Com isso, se torna mais fácil verificar todo o “caminho” do dado dentro do negócio e as formas de protegê-lo. Quando falamos sobre “Quem tem acesso”, é importante que apenas as pessoas realmente envolvidas na atividade tenham acesso. Um dos princípios da segurança da informação é a confidencialidade, que diz que apenas as pessoas que precisam ter acesso ao dado devem fazê-lo. Isso mitiga os riscos e, caso haja algum incidente, é mais fácil entrar em contato com os envolvidos para identificar o que houve e resolver o caso.
Quando falamos de terceiros, estamos mencionando desde uma possível contabilidade externa, prestadores de serviços, até mesmo um servidor de armazenamento. Estes terceiros possuem boas práticas quando a segurança da informação e proteção de dados? Como está a adequação deles a LGPD e qual o nível de preocupação e atenção com este assunto? Esta investigação é importante porque, caso este terceiro não esteja adequado ou atento, ele pode ser uma vítima de um incidente de segurança de forma mais fácil e isso pode, ainda que indiretamente, prejudicar o seu negócio.
Por fim, dentre tantos pontos que precisam ser analisados, outro é com relação às medidas de segurança adotadas.
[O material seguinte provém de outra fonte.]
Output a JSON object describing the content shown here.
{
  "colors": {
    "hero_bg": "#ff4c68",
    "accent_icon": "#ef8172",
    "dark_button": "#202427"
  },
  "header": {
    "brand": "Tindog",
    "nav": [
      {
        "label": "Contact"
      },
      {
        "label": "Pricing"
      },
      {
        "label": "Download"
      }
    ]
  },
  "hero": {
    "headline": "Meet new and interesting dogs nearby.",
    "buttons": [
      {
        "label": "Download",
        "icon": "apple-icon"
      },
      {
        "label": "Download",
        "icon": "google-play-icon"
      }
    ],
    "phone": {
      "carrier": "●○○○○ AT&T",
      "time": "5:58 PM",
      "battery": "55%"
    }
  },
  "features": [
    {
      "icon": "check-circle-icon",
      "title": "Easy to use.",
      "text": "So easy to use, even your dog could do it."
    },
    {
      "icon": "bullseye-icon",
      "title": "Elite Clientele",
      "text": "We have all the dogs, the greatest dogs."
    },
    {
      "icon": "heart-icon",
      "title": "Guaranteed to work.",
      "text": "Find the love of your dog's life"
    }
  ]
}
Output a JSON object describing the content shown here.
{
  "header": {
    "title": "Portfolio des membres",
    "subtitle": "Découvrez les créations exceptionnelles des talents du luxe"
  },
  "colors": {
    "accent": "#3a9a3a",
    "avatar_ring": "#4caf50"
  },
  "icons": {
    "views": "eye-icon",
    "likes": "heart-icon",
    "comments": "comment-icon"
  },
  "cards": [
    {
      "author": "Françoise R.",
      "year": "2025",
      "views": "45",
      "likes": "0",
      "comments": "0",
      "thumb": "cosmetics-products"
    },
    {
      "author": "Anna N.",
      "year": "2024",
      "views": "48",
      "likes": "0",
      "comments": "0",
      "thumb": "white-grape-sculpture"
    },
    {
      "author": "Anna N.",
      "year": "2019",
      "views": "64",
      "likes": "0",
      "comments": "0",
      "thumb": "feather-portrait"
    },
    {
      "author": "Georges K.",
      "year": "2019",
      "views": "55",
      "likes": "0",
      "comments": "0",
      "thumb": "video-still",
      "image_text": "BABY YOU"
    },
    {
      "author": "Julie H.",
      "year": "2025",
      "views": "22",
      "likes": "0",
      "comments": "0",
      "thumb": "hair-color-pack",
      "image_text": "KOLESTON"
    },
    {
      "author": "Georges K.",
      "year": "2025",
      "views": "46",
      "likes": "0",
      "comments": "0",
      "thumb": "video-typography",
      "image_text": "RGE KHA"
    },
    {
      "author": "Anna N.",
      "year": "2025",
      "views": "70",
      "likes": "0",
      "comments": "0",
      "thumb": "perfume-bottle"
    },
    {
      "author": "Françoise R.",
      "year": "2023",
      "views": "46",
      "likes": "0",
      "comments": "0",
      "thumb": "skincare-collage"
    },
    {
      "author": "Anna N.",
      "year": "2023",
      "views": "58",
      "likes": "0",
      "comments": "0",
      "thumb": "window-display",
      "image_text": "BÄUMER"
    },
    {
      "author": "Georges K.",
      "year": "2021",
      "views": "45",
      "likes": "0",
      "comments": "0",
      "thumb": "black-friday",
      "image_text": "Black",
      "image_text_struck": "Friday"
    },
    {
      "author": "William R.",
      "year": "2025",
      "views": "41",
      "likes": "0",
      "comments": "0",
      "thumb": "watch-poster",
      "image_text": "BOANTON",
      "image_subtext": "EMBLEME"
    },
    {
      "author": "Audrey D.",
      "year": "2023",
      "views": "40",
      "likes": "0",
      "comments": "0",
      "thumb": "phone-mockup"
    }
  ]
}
A empresa, com esse panorama, consegue identificar a necessidade de trazer mais robustez, de pensar em mais camadas de segurança, ou até mesmo se for o caso, de trocar o terceiro envolvido por outro com mais meios de garantir a segurança dos dados pessoais tratados.
4. Conclusão
Há pesquisas que indicam que hoje, mais de 90% (noventa por cento) dos incidentes de segurança que ocorrem são por falha humana, ou seja, um ato praticado sem intenção. Contudo, ainda que não haja o objetivo de lesionar a empresa ou o titular, uma falha pode comprometer o negócio, expondo-o perante o mercado de modo a prejudicar sua reputação, assim como os titulares dos dados pessoais.
Ainda, é visível que, por ser multidisciplinar, todas as áreas da empresa estarão envolvidas quando o assunto é privacidade e proteção de dados.
Diante disso, a adequação de um negócio à LGPD é constante. Ou seja, além da empresa realizar a elaboração de políticas e aprimoramento ou alteração de processos internos para estar adequada a esta lei, é importante que ela permaneça atenta e conte com profissionais especializados no assunto para que a auxilie nas ações práticas do dia a dia, com o intuito de que riscos de segurança sejam evitadas.